Since its discovery, coffee continues to be a source of personal comfort, social lubricant and spiritual inspiration for millions of people around the world. And yet, its health benefits are still hotly debated!
So, far the results of scientific studies have been a mixed bag of benefits and banes to mankind. For coffee aficionado and average Joe alike, it can be confounding to be pulled one way and then another with each published study. To help you separate the beans from the chaff, so to speak, here’s a lowdown of coffee’s health benefits so far.
One of the coffee facts is, that coffee reduces the risksof contracting heart disease because of the presence of beneficial antioxidants in each cup. And with the number of cups that passes through an average American’s throat, these protective antioxidants accumulate.
Also, coffee does not seem to increase blood pressure. Take note, however, that hypertension is a complicated process of which the role of coffee has yet to be studied in depth.
On the other hand, coffee can raise cholesterol levels specifically because of the presence of kahweol and cafestol that increase low-density lipoprotein in humans. Special notice is given to non-paper filter brew methods and to decaffeinated coffee for such risk.
On a brighter note, coffee exhibits anti-cancer properties. Although previous studies have pointed out that more than 500 chemicals found in coffee are rodent carcinogens, it does not necessarily mean that these are human carcinogens, too, as these occur naturally and are not toxic in the levels consumed on a daily basis.
Researchers continue to uncover coffee facts that point to coffee’s reduction of risks for liver, colon, breast and rectal cancers.

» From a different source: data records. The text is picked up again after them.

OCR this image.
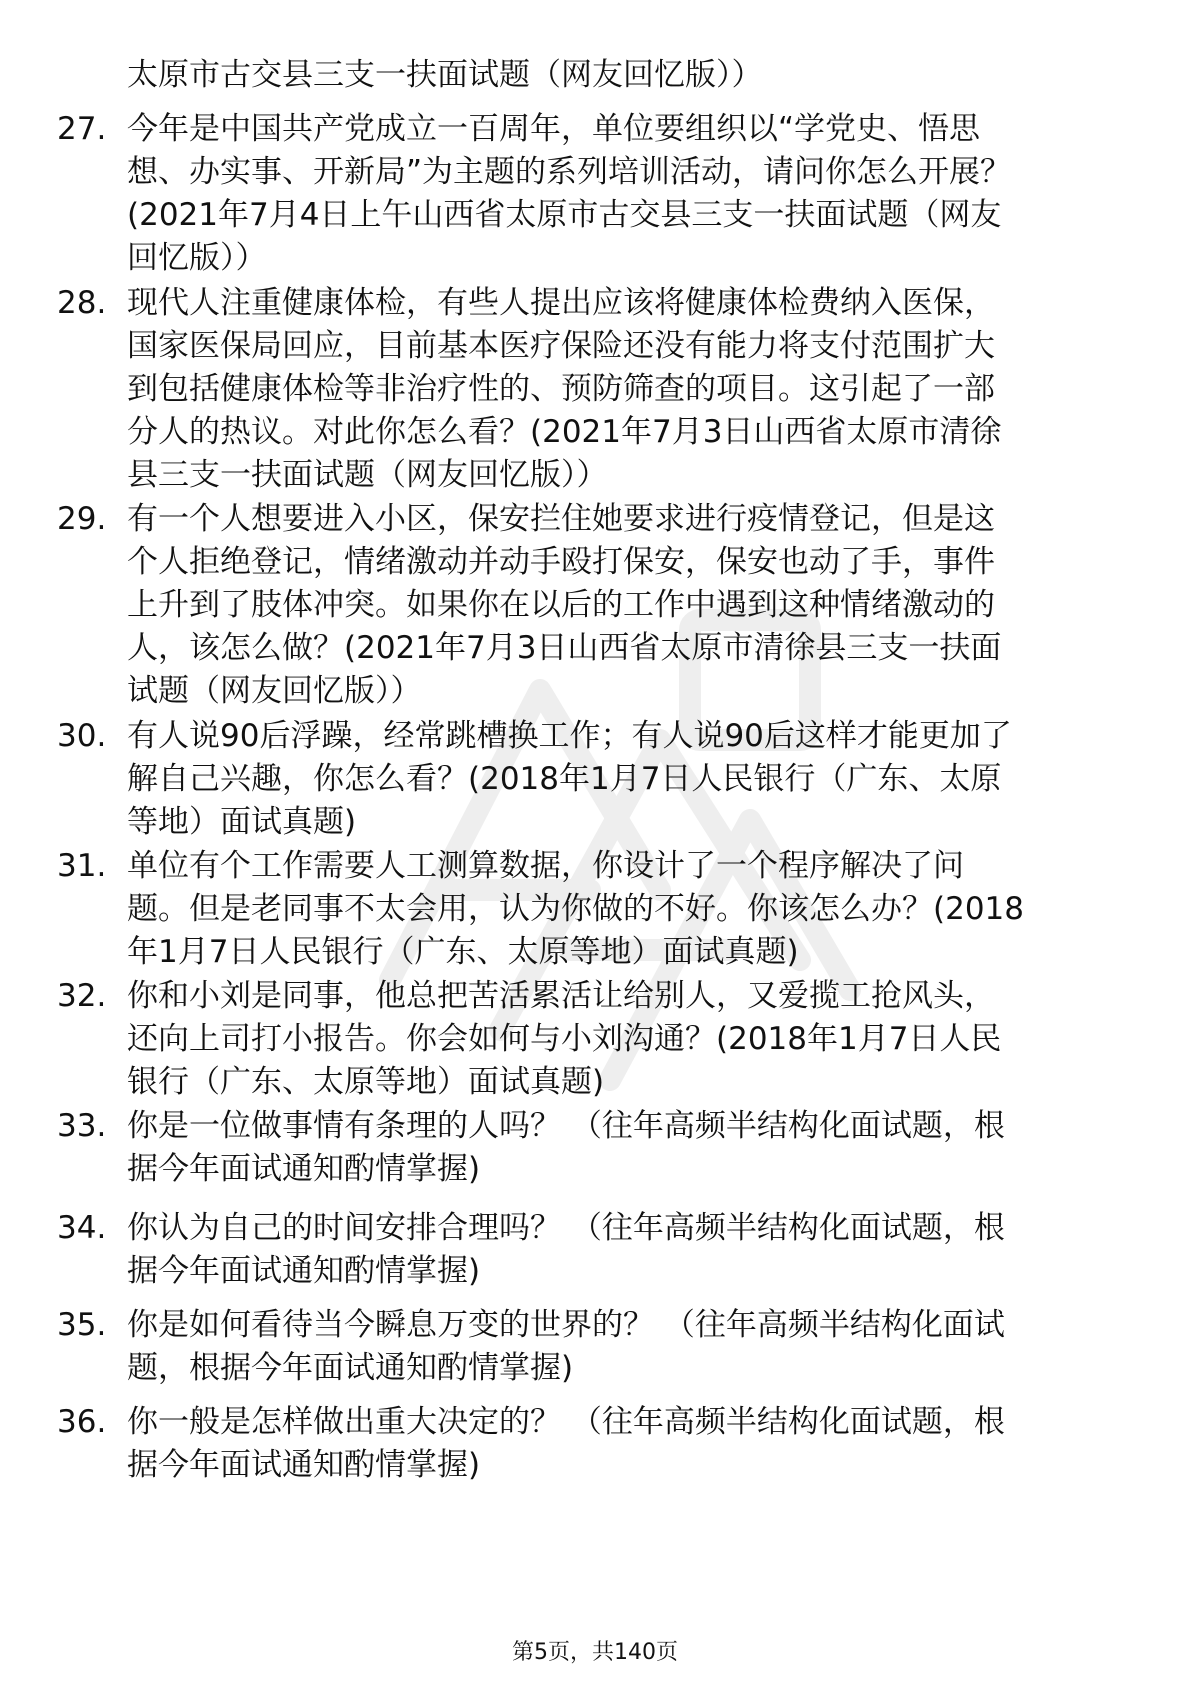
太原市古交县三支一扶面试题（网友回忆版））
27. 今年是中国共产党成立一百周年，单位要组织以“学党史、悟思
想、办实事、开新局”为主题的系列培训活动，请问你怎么开展？
(2021年7月4日上午山西省太原市古交县三支一扶面试题（网友
回忆版））
28. 现代人注重健康体检，有些人提出应该将健康体检费纳入医保，
国家医保局回应，目前基本医疗保险还没有能力将支付范围扩大
到包括健康体检等非治疗性的、预防筛查的项目。这引起了一部
分人的热议。对此你怎么看？(2021年7月3日山西省太原市清徐
县三支一扶面试题（网友回忆版））
29. 有一个人想要进入小区，保安拦住她要求进行疫情登记，但是这
个人拒绝登记，情绪激动并动手殴打保安，保安也动了手，事件
上升到了肢体冲突。如果你在以后的工作中遇到这种情绪激动的
人，该怎么做？(2021年7月3日山西省太原市清徐县三支一扶面
试题（网友回忆版））
30. 有人说90后浮躁，经常跳槽换工作；有人说90后这样才能更加了
解自己兴趣，你怎么看？(2018年1月7日人民银行（广东、太原
等地）面试真题)
31. 单位有个工作需要人工测算数据，你设计了一个程序解决了问
题。但是老同事不太会用，认为你做的不好。你该怎么办？(2018
年1月7日人民银行（广东、太原等地）面试真题)
32. 你和小刘是同事，他总把苦活累活让给别人，又爱揽工抢风头，
还向上司打小报告。你会如何与小刘沟通？(2018年1月7日人民
银行（广东、太原等地）面试真题)
33. 你是一位做事情有条理的人吗？ （往年高频半结构化面试题，根
据今年面试通知酌情掌握)
34. 你认为自己的时间安排合理吗？ （往年高频半结构化面试题，根
据今年面试通知酌情掌握)
35. 你是如何看待当今瞬息万变的世界的？ （往年高频半结构化面试
题，根据今年面试通知酌情掌握)
36. 你一般是怎样做出重大决定的？ （往年高频半结构化面试题，根
据今年面试通知酌情掌握)
第5页，共140页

It must be emphasized, however, that drinking plenty of coffee will not provide total immunity from cancer. It’s a complex disease with complex causes and cures that coffee alone cannot explain.
According to a unique study conducted by the Harvard School of Public Health, drinking coffee reduces the risk of developing Type II diabetes by more than 50 percent.

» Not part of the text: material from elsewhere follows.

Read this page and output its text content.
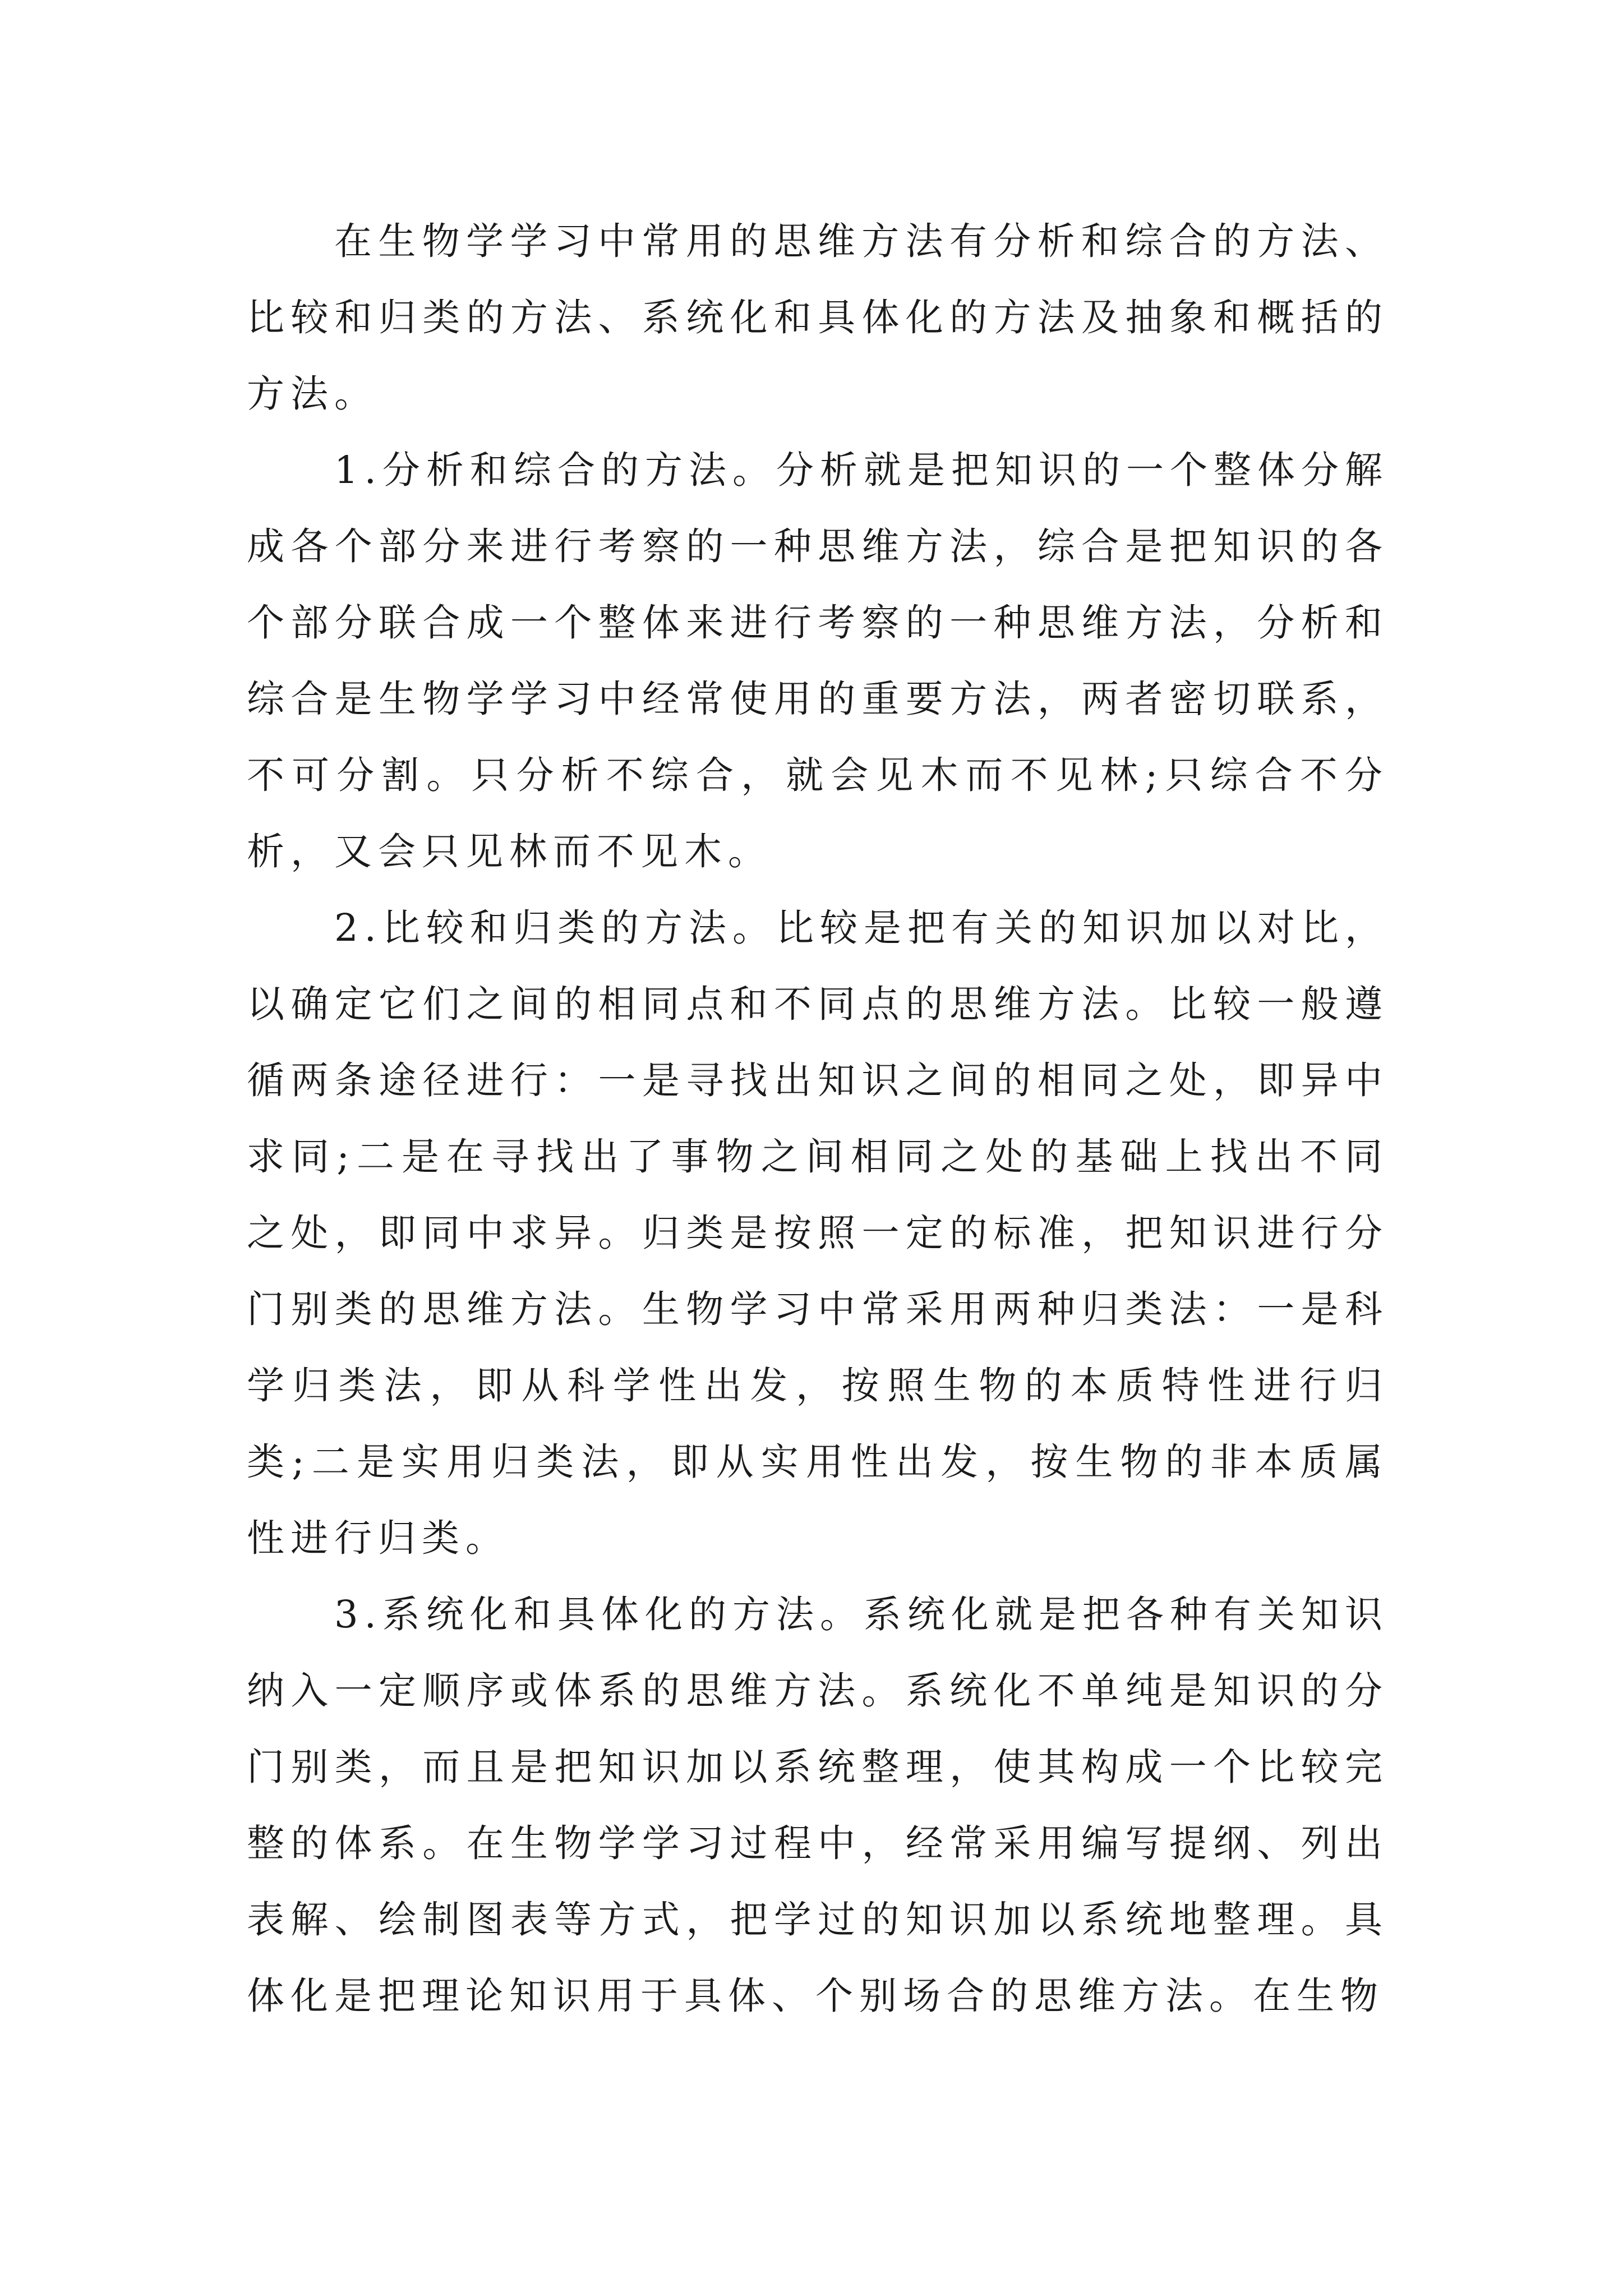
在生物学学习中常用的思维方法有分析和综合的方法、比较和归类的方法、系统化和具体化的方法及抽象和概括的方法。

1.分析和综合的方法。分析就是把知识的一个整体分解成各个部分来进行考察的一种思维方法，综合是把知识的各个部分联合成一个整体来进行考察的一种思维方法，分析和综合是生物学学习中经常使用的重要方法，两者密切联系，不可分割。只分析不综合，就会见木而不见林;只综合不分析，又会只见林而不见木。

2.比较和归类的方法。比较是把有关的知识加以对比，以确定它们之间的相同点和不同点的思维方法。比较一般遵循两条途径进行：一是寻找出知识之间的相同之处，即异中求同;二是在寻找出了事物之间相同之处的基础上找出不同之处，即同中求异。归类是按照一定的标准，把知识进行分门别类的思维方法。生物学习中常采用两种归类法：一是科学归类法，即从科学性出发，按照生物的本质特性进行归类;二是实用归类法，即从实用性出发，按生物的非本质属性进行归类。

3.系统化和具体化的方法。系统化就是把各种有关知识纳入一定顺序或体系的思维方法。系统化不单纯是知识的分门别类，而且是把知识加以系统整理，使其构成一个比较完整的体系。在生物学学习过程中，经常采用编写提纲、列出表解、绘制图表等方式，把学过的知识加以系统地整理。具体化是把理论知识用于具体、个别场合的思维方法。在生物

Of course, caffeine in itself is not the cause of such good news since more studies need to be done to determine what coffee compounds are responsible and how these work to lower the risk for diabetes.
It cannot be overemphasized that adding sugar-laden additives to coffee such as milk and sugar can negate the beneficial effects diabetes-wise. Just plain old decaffeinated coffee will do.
Degenerative Brain Disorders
As most coffee drinkers observe, coffee can improve mental alertness and short-term memory. Now, researchers have discovered that it can also reduce the risks of developing degenerative brain disorders like Alzheimer’s disease and Parkinson’s disease as well as dementia.
The flip side is that men are more protected from Parkinson’s disease than women are. Still, coffee is good for cognitive performance so drinking up is still good.
In conclusion, too much of a good thing is bad. So, it is with coffee, too. One of the coffee facts is that it’s good for your health as studies have proven and will continue to prove in the future but excessive consumption can be bad for your health.
Just like wine and chocolates, coffee is best taken with moderation. This way, you get to enjoy their unique pleasures while getting the best health benefits possible.